What Happens When Gain Is Too High or Too Low
Gaining significantly more than the recommended range increases the likelihood of gestational diabetes, high blood pressure, and cesarean delivery. It also makes postpartum weight loss harder, and excess weight retained after pregnancy can affect long-term health. Babies born to mothers who gain excessively are more likely to be large for gestational age, which complicates delivery and raises the baby’s own risk of metabolic problems later in life.
Gaining too little carries its own risks, particularly for the baby. Inadequate gain in the second and third trimesters is linked to lower birth weights and a higher chance of preterm delivery.

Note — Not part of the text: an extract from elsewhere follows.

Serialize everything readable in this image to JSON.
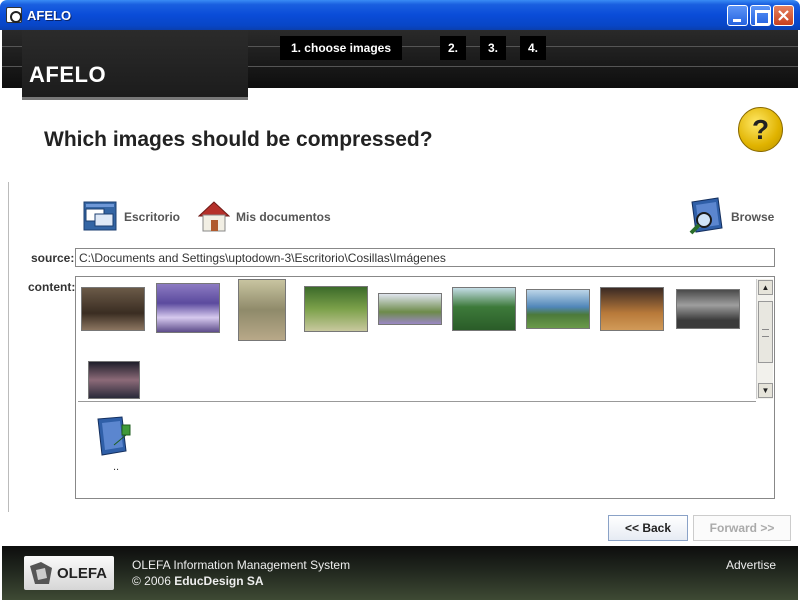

Your body prioritizes the baby’s needs, which means if you’re not gaining enough, your own nutrient stores get depleted first, but there’s a limit to how much your body can compensate.
That said, these are population-level patterns, not guarantees. Plenty of women fall a few pounds outside the recommended window and have perfectly healthy pregnancies. The ranges are guidelines, not rigid cutoffs.
Why Your Number Might Look Different
Several factors make individual experiences vary widely from the averages. Your metabolism before pregnancy, your age, your activity level, and even genetics all play a role. Women who are very physically active may gain less fat but more blood volume and muscle support. Women carrying their second or third baby often notice different gain patterns compared to their first pregnancy.
Fluid retention also creates misleading spikes on the scale. In the third trimester especially, your body holds onto extra water, and it’s common to gain several pounds in a single week that are almost entirely fluid. Swelling in your feet and ankles is a visible sign of this. That kind of gain isn’t fat and doesn’t reflect overeating.
Morning sickness, food aversions, and gestational diabetes can all push your gain in unexpected directions. If nausea limits your eating in the first trimester, you may gain more aggressively later to compensate. If gestational diabetes requires dietary changes, your gain pattern in the third trimester may slow. None of these variations are automatically cause for concern.
What Comes Off After Delivery
Most women lose about 15 pounds almost immediately after giving birth. That accounts for the baby, the placenta, amniotic fluid, and some of the extra blood and fluid volume. It happens within the first week or two without any effort on your part.
After that initial drop, weight loss slows to about 1 to 2 pounds per month for the first six months postpartum, then tapers further. Breastfeeding burns extra calories and can accelerate this timeline for some women, though it also increases hunger, so the effect varies. Most women return to within a few pounds of their pre-pregnancy weight by about a year postpartum, though the timeline is highly individual. Retaining 5 to 10 pounds a year later is common and doesn’t mean anything went wrong.